При этом подносил букет не только Патрикеев, но по очереди все: и Елагин, игравший генерала, и даже Адальберт, исполняющий роль предводителя бандитской шайки. Это меня чрезвычайно изумило. Но Фома и тут успокоил меня, объяснив, что Иван Васильевич поступает, как всегда, чрезвычайно мудро, сразу обучая массу народа какому-нибудь сценическому приему. И действительно, Иван Васильевич сопровождал урок интересными и назидательными рассказами о том, как нужно подносить букеты дамам и кто их как подносил. Тут же я узнал, что лучше всего это делали все тот же Комаровский-Бионкур (Людмила Сильвестровна вскричала, нарушая порядок репетиции: «Ах, да, да, Иван Васильевич, не могу забыть!») и итальянский баритон, которого Иван Васильевич знавал в Милане в 1889 году.

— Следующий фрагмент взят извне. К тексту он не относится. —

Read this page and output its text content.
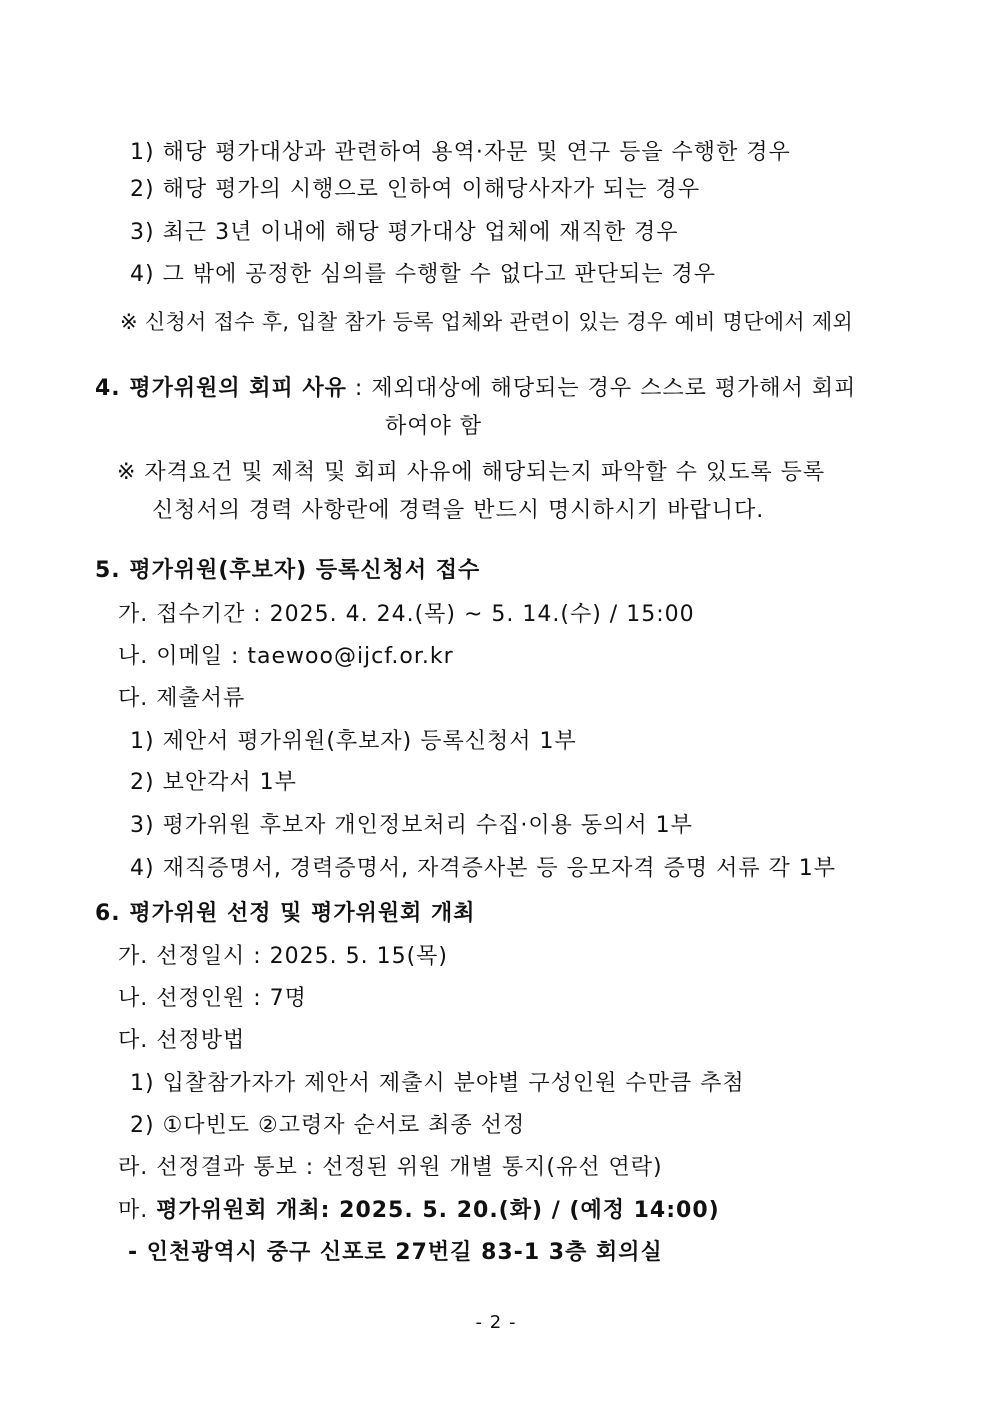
1) 해당 평가대상과 관련하여 용역·자문 및 연구 등을 수행한 경우
2) 해당 평가의 시행으로 인하여 이해당사자가 되는 경우
3) 최근 3년 이내에 해당 평가대상 업체에 재직한 경우
4) 그 밖에 공정한 심의를 수행할 수 없다고 판단되는 경우
※ 신청서 접수 후, 입찰 참가 등록 업체와 관련이 있는 경우 예비 명단에서 제외
4. 평가위원의 회피 사유 : 제외대상에 해당되는 경우 스스로 평가해서 회피
하여야 함
※ 자격요건 및 제척 및 회피 사유에 해당되는지 파악할 수 있도록 등록
신청서의 경력 사항란에 경력을 반드시 명시하시기 바랍니다.
5. 평가위원(후보자) 등록신청서 접수
가. 접수기간 : 2025. 4. 24.(목) ~ 5. 14.(수) / 15:00
나. 이메일 : taewoo@ijcf.or.kr
다. 제출서류
1) 제안서 평가위원(후보자) 등록신청서 1부
2) 보안각서 1부
3) 평가위원 후보자 개인정보처리 수집·이용 동의서 1부
4) 재직증명서, 경력증명서, 자격증사본 등 응모자격 증명 서류 각 1부
6. 평가위원 선정 및 평가위원회 개최
가. 선정일시 : 2025. 5. 15(목)
나. 선정인원 : 7명
다. 선정방법
1) 입찰참가자가 제안서 제출시 분야별 구성인원 수만큼 추첨
2) ①다빈도 ②고령자 순서로 최종 선정
라. 선정결과 통보 : 선정된 위원 개별 통지(유선 연락)
마. 평가위원회 개최: 2025. 5. 20.(화) / (예정 14:00)
- 인천광역시 중구 신포로 27번길 83-1 3층 회의실
- 2 -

Я, правда, не зная этого баритона, могу сказать, что лучше всех подносил букет сам Иван Васильевич. Он увлекся, вышел на сцену и показал раз тринадцать, как нужно сделать этот приятный подарок. Вообще, я начал убеждаться, что Иван Васильевич удивительный и действительно гениальный актер.
На следующий день я опоздал на репетицию и, когда явился, увидел, что рядышком на стульях на сцене сидят Ольга Сергеевна (актриса, игравшая героиню), и Вешнякова (гостья), и Елагин, и Владычинский, и Адальберт, и несколько мне неизвестных, и по команде Ивана Васильевича «раз, два, три» вынимают из карманов невидимые бумажники, пересчитывают в них невидимые деньги и прячут их обратно.
Когда этот этюд закончился (а поводом к нему, как я понял, служило то, что Патрикеев в этой картине считал деньги), начался другой этюд. Масса народу была вызвана Андреем Андреевичем на сцену и, усевшись на стульях, стала невидимыми ручками на невидимой бумаге и столах писать письма и их заклеивать (опять-таки Патрикеев!). Фокус заключался в том, что письмо должно было быть любовное.
Этюд этот ознаменовался недоразумением; именно – в число писавших, по ошибке, попал бутафор.
Иван Васильевич, подбодряя выходивших на сцену и плохо зная в лицо новых, поступивших в этом году в подсобляющий состав, вовлек в сочинение воздушного письма юного вихрастого бутафора, мыкавшегося с краю сцены.
– А вам что же, – закричал ему Иван Васильевич, – вам отдельное приглашение посылать?
Бутафор уселся на стул и стал вместе со всеми писать в воздухе и плевать на пальцы. По-моему, он делал это не хуже других, но при этом как-то сконфуженно улыбался и был красен.
Это вызвало окрик Ивана Васильевича:
– А это что за весельчак с краю? Как его фамилия? Он, может быть, в цирк хочет поступить? Что за несерьезность?
– Бутафор он! Бутафор, Иван Васильевич! – застонал Фома, а Иван Васильевич утих, а бутафора выпустили с миром.
И дни потекли в неустанных трудах. Я перевидал очень много. Видел, как толпа актеров на сцене, предводительствуемая Людмилой Сильвестровной (которая в пьесе, кстати, не участвовала), с криками бежала по сцене и припадала к невидимым окнам.
Дело в том, что все в той же картине, где и букет, и письмо, была сцена, когда моя героиня подбегала к окну, увидев в нем дальнее зарево.
Это и дало повод для большого этюда. Разросся этот этюд неимоверно и, скажу откровенно, привел меня в самое мрачное настроение духа.
Иван Васильевич, в теорию которого входило, между прочим, открытие о том, что текст на репетициях не играет никакой роли и что нужно создавать характеры в пьесе, играя на своем собственном тексте, велел всем переживать это зарево.
Вследствие этого каждый бегущий к окну кричал то, что ему казалось нужным кричать.
– Ах, Боже, Боже мой!! – кричали больше всего.
– Где горит? Что такое? – восклицал Адальберт.
Я слышал мужские и женские голоса, кричавшие:
– Спасайтесь! Где вода? Это горит Елисеев!! (Черт знает что такое!) Спасите! Спасайте детей! Это взрыв! Вызвать пожарных! Мы погибли!